EURUSD: always range bound 1.28-1.31. Back towards 1.28. 1.2980 is good support ahead of 1.2850, that resisted.
GBPUSD: 1.60 , broken support at 1.6110 then 1.6050 and 1.5980.
USDJPY: back to 79.6 after breaking 80
AUDUSD: After a correction to 1.024, back to 1.037.
Median grid
EURUSD GRID 1.2400-1.3000, north bias
USDJPY GRID 76.00-80.00, neutral bias
| Currency | Short term view(technical) | Long term view (fundamentals) |
| USD | Short | Short |
| JPY | Short | Short |
| AUD | Long | Long |
| EUR | Neutral | Long |
"Market dynamics”
EURUSD The sell-off in the euro last week coincided with weak PMI data from the Eurozone, thus further declines in economic data could cause more pressure on the single currency. If the data next week is truly horrible then we expect a sharp fall to 1.2800 and then 1.2750 – the low from the middle of September - in the short term.

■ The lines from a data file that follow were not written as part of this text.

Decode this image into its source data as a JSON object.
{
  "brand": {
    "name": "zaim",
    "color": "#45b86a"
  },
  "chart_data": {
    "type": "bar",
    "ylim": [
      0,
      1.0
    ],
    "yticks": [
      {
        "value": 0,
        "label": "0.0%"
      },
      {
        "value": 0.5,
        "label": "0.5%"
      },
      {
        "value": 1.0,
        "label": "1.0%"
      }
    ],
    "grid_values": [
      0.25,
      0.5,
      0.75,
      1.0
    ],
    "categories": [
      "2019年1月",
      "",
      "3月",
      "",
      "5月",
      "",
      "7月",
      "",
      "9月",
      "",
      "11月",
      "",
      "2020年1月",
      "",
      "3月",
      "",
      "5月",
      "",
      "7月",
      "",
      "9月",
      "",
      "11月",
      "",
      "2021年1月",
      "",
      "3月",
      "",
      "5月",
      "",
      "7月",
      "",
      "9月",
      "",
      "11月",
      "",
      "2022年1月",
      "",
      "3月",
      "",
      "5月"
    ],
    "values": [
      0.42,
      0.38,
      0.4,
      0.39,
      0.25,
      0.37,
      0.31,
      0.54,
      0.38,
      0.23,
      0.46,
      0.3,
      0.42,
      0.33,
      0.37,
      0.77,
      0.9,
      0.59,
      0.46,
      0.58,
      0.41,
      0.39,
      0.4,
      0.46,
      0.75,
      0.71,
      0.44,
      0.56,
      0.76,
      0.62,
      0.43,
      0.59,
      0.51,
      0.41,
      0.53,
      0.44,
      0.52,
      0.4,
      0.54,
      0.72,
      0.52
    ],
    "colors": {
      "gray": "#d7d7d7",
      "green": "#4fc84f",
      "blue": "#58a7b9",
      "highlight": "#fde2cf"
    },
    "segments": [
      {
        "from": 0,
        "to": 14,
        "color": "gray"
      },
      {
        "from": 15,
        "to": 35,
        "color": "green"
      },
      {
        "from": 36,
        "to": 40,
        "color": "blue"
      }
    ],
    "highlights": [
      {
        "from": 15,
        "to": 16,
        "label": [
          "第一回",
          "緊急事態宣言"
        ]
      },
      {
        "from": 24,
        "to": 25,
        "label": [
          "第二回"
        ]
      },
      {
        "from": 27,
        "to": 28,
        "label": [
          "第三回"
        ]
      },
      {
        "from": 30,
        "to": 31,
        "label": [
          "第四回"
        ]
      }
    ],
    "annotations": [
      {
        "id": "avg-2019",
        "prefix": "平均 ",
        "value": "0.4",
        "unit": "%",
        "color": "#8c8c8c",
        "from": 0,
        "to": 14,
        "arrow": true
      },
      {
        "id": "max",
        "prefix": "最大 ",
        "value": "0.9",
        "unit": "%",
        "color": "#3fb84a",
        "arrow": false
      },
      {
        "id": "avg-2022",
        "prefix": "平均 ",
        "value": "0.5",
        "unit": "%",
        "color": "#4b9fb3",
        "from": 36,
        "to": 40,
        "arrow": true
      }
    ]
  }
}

The private ADP report which is due out on Thursday may take on more importance as new enhancements have been made.
GBPUSD: is likely to remain range bound for the short-term between 1.5800 and 1.6150. It is also sensitive to overall market risk, so if we see market sentiment continue to drain then we may test the top of the 1.6065 key support zone.
USDJPY: In the long run, we would prefer to fade yen weakness as increases to the Bank’s APP have not had lasting impacts on the exchange rate. While BoJ action may result in short term yen weakness, we doubt that USD/JPY upside can last without support from higher US treasury yields.
Key events:
Sunday:
Monday: JPY Overnight Call Rate <0.10% <0.10%
Tuesday: USD CB Consumer Confidence 72.4 70.3
Wednesday: CNY Manufacturing PMI 50.3 49.8, EUR Unemployment Rate 11.4% 11.4%
Thursday: GBP Manufacturing PMI 48.1 48.4, USD Unemployment Claims 371K 369K, USD ADP Non-Farm Employment Change 139K 162K, USD ISM Manufacturing PMI 51.2 51.5
Friday: USD Non-Farm Employment Change 120K 114K , USD Unemployment Rate 7.9% 7.8%
Saturday:
Prices and Risk on/off view
| Date | CRB | WTI Oil | Copper | Gold | Silver | SP500 | Tnote | Bunds | VIX |
| 22-ott | 306 | 90.1 | 363 | 1721 | 32 | 1433 | 1.76 | 1.59 | 17 |
| 29-ott | 296 | 86.1 | 355 | 1711 | 32.1 | 1411 | 1.74 | 1.53 | 17.8 |
| Difference | -3.27% | -4.44% | -2.20% | -0.58% | 0.31% | -1.54% | -1.14% | -3.77% | 4.71% |
| Date | Dollar Index | AUDUSD | USDCHF | USDJPY | EURUSD | AUDJPY | Risk on/off |
| 20/08/2012 | 79.6 | 1.034 | 0.92 | 79.3 | 1.302 | 81.9 | -2.62 |
| 29/10/2012 | 79.9 | 1.037 | 0.934 | 79.62 | 1.293 | 82.5 | -3.89 |
| Difference | 0.38% | 0.29% | 1.52% | 0.40% | -0.69% | 0.73% | -48.26% |
3. Plan
Still waiting to play JPY short trades (78 should be good) and EURUSD long on pullbacks (wait for 1.29).